We have a government at the centre that is constituted of people with only one idea in their minds: the partition of India was unfair, since the Muslims got a country of their own, while the Hindus did not: they found themselves in a state that was religion-neutral.
Reforms were instituted, to add to their grievances, after independence, by the government of free India, that straightened out unpleasant aspects of Hindu society and customs, but Muslim society and customs were left untouched.
Finally, there was a feeling of frustration outside the very narrow number of highly educated politicians and voters that those who were not educated and brought up the same way, culturally and socially, were being left out of democratic decision-making.
As a result, a supposedly non-political organisation that had contributed nothing to the independence movement and was ignored by the post-indepdence governments for some decades mounted a deep-rooted campaign to reverse these three:
- The refusal to consider India a Hindu-religion dominated state;
- The one-sided reforms of Hindu society that left out Muslim society, and allowed Muslims to continue with their personal law;
- The political domination of the English-educated elite over the large segment of wannabe leaders with other backgrounds who felt left out;
This programme effectively took to the distrust of the Muslim (and Christian) communities as a point around which they could rally their supporters.
Unfortunately, this leaves little room for other skills and capabilities.
As a result, we have a party that gets around 35 to 40% of the electoral vote, heavily concentrated in three or four states, and wins general elections (to the central parliament) and is largely constituted of people totally ignorant of administration, contemptuous of constitutional and parliamentary norms, and focussed on one and only one issue.

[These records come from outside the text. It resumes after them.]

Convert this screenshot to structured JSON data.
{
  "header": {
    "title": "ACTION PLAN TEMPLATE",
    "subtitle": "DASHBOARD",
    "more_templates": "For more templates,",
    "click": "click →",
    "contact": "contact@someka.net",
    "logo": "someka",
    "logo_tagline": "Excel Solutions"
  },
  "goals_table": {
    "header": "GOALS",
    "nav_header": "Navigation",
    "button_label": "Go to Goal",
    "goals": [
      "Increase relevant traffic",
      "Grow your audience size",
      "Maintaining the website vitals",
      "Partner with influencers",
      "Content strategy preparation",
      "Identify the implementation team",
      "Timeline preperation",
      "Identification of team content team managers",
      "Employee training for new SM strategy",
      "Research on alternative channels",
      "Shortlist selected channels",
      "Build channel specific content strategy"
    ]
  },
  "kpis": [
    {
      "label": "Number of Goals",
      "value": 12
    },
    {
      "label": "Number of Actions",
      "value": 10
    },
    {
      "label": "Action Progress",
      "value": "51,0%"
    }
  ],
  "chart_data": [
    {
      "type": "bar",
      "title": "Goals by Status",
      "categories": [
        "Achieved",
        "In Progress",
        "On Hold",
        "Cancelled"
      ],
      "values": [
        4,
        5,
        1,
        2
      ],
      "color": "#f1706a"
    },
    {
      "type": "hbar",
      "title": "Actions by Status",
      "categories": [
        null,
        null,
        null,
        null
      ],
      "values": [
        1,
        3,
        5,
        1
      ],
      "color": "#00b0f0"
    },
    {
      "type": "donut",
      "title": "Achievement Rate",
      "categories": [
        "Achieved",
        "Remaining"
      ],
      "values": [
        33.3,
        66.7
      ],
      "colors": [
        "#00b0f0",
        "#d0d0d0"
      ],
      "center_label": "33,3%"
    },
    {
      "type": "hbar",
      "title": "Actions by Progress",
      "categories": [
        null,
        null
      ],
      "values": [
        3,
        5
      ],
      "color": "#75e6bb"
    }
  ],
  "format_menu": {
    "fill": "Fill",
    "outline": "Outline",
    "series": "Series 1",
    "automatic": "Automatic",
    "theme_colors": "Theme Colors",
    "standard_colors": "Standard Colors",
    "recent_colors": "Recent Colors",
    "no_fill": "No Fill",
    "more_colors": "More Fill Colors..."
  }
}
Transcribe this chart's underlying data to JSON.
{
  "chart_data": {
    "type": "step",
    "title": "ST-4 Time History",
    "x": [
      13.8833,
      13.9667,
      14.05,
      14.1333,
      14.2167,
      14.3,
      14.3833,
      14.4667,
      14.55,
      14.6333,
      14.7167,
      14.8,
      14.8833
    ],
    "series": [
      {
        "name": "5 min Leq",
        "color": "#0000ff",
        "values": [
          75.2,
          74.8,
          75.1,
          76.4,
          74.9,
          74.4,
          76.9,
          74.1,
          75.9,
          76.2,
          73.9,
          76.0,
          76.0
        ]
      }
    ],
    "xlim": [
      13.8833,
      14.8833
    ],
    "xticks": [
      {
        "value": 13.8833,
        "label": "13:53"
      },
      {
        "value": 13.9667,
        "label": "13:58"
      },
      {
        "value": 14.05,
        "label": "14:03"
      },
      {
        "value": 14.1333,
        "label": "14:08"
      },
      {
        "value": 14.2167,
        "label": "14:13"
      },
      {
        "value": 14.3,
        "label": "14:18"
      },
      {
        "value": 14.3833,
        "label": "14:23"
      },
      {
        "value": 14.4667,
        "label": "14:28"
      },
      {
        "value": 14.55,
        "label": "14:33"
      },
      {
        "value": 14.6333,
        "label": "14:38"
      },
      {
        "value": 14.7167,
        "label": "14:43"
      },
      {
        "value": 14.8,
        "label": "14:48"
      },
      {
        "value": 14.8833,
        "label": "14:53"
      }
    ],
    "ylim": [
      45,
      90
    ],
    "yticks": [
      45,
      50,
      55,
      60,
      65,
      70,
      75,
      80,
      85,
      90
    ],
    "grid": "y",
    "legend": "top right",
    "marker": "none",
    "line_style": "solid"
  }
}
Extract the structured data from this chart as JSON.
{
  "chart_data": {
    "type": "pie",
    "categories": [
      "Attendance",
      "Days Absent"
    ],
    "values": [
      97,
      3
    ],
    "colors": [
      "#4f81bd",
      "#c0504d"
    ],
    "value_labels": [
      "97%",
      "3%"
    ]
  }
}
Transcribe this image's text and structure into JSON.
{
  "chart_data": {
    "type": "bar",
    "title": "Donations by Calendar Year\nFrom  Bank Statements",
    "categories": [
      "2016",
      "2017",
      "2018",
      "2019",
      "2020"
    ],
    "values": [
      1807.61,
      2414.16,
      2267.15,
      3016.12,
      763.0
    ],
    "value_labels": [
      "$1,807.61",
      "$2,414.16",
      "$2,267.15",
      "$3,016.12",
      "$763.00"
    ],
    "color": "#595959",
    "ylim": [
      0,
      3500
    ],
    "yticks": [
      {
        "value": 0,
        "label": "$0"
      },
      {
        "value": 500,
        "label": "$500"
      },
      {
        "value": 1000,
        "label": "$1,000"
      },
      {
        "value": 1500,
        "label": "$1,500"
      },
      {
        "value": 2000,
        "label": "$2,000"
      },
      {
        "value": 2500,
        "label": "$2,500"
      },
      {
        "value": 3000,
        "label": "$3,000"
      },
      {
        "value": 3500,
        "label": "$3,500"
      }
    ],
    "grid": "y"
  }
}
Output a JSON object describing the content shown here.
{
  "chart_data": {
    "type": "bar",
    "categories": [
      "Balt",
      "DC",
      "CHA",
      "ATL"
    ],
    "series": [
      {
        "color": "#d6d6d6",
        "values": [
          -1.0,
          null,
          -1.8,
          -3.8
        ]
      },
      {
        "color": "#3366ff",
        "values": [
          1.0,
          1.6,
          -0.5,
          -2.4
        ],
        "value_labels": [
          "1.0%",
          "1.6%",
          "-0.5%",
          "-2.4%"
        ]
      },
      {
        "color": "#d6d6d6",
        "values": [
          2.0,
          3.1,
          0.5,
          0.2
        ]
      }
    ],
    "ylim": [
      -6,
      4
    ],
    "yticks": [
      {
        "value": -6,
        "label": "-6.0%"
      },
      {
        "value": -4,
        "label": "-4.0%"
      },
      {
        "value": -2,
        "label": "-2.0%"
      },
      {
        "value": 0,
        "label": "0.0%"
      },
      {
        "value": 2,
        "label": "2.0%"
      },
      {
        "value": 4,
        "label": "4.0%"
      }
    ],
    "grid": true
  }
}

That extreme focus is why the government does not know what to do and falls back on publicity heavy gestures that do nothing for progress.
That is why we are floundering in almost every walk of life.
That is part of why I am pessimistic; the other parts are due to the failure of other political parties to challenge this narrative or to win elections and due to the corruption of the newly-formed and not very well-informed middle classes by social media.